The subscribers’ telegraph system (Telex) appeared abroad (in the USA, Britain, Germany) in the early 1930’s. Two methods are used for transmission: with DC and AC voice frequencies. With the first method, used in the Federal Republic of Germany, the German Democratic Republic, Sweden, and other countries, the subscriber has only a telegraph device (teletype) and a call instrument, which are connected to the subscribers’ telegraph exchange by a separate two-conductor line. The second method, used in the United States, utilizes the telephone network. The subscriber’s telegraph apparatus has a voice-frequency attachment that transforms the incoming DC pulses into AC pulses (which transmit farther through a telephone line) and back into DC upon reception. The USSR mainly uses the DC subscribers’ telegraph system.
In 1947 the Central Telegraph Exchange in Moscow installed the first ATR exchange for 30 numbers (subscribers’ lines) to transmit messages from Moscow telegraph divisions directly to telegraph offices of other cities.
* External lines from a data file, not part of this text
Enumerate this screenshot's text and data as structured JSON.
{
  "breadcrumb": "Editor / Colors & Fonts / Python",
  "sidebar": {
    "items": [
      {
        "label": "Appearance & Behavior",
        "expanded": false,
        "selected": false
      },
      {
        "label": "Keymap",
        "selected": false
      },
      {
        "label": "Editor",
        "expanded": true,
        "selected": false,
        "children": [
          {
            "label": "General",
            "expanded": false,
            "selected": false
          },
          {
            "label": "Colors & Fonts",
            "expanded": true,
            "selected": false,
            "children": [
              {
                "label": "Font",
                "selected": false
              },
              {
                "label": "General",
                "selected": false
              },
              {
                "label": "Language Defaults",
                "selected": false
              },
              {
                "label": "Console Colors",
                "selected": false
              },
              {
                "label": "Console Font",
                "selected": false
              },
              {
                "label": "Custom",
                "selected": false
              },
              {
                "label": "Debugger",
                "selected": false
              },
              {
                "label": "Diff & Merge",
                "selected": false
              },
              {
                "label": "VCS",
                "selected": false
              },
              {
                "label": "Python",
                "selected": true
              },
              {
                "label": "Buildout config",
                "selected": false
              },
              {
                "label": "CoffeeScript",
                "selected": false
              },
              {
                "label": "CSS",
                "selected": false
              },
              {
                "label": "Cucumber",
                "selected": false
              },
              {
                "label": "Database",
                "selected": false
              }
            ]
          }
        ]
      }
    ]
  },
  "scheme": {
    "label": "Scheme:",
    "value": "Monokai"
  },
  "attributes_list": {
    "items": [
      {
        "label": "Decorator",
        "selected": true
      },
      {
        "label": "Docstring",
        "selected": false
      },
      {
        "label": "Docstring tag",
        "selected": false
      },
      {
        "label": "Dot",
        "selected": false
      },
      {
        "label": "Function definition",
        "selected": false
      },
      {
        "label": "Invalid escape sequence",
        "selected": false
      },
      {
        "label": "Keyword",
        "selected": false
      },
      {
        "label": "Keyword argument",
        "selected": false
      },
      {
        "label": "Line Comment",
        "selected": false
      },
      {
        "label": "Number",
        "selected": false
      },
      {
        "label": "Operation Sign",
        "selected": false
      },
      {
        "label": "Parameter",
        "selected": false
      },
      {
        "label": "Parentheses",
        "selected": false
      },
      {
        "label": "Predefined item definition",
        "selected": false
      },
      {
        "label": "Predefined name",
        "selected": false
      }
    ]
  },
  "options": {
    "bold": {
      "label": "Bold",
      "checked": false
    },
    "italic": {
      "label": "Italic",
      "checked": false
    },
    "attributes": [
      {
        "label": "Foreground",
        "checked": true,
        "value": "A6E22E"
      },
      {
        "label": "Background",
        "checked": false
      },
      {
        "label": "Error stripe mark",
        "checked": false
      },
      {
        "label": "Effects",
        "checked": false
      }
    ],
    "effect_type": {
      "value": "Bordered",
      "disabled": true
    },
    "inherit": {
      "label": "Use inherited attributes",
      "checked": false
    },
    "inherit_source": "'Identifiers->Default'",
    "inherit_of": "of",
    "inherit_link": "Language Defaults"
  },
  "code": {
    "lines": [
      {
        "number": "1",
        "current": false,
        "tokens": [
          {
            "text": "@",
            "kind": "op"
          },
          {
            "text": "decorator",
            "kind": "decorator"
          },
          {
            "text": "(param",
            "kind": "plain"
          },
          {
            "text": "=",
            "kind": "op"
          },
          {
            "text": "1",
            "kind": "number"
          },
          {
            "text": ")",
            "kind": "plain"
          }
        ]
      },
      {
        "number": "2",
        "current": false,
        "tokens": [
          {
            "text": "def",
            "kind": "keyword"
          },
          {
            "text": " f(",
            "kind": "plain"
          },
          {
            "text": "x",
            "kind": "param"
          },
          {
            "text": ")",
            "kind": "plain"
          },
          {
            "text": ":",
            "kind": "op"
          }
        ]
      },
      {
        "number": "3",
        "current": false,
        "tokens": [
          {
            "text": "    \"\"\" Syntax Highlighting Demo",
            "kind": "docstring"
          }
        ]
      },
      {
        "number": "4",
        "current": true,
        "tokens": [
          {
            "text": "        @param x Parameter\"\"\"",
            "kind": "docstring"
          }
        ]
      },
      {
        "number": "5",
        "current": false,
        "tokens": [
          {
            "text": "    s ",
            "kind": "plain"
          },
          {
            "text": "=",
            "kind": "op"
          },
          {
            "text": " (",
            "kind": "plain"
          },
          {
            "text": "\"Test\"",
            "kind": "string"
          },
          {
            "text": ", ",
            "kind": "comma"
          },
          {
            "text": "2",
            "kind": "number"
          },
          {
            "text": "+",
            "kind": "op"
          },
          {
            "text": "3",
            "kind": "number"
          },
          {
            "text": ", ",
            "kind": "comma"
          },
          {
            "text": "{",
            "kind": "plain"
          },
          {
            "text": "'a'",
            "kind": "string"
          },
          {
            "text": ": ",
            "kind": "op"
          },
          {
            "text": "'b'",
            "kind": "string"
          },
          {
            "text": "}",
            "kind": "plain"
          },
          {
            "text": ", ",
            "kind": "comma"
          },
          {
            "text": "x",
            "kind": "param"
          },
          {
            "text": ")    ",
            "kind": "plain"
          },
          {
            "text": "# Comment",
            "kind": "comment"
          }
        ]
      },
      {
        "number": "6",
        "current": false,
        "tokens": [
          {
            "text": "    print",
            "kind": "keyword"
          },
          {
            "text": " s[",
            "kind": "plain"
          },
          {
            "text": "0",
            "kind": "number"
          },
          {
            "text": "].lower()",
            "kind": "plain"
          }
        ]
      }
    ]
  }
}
This exchange was later replaced by a manual exchange for 240 numbers, and later by an automatic exchange. After 1950, manual subscribers’ telegraph exchanges with as many as 80 numbers were installed (ATR-20, ATR-40, ATR-60, ATR-80), as well as the ATA-50 with 100 subscriber and 60 intercity lines for oblast and republic telegraph communication. In 1957 a device for the automatic recording of conversation costs (ATA-57) was added to the ATA-50 exchange. By 1968 such exchanges operated in more than 150 cities. Raion communication centers widely use an ATA-M exchange with ten subscriber lines with automatic coupling that provide communication with subscribers of other exchanges through three intercity telegraph channels. By 1968 more than 800 such exchanges were in operation. The total number of subscriber telephone installations in the country surpassed 14,000 in 1968.
The further development of the network of the subscribers’ telegraph system is directed at replacing the electromechanical rotary step and step-by-step decimal selectors having sliding contacts with the more reliable and precise crossbar switches having contact pressure. A model of the automatic exchange ATA-K coordinate system with 90 subscriber and 40 intercity lines has been successfully in operation at the telegraph office in the city of Kherson since 1967.
REFERENCES
Novikov, V. V., A. I. Tsygikalo, and P. A. Naumov. Telegrafnye apparaty i stantsii. Moscow, 1960. (Telegrafiia, part 2.)“Inzhenero-tekhnicheskii spravochnik po elektrosviazi.” Telegrafiia, Moscow, 1963.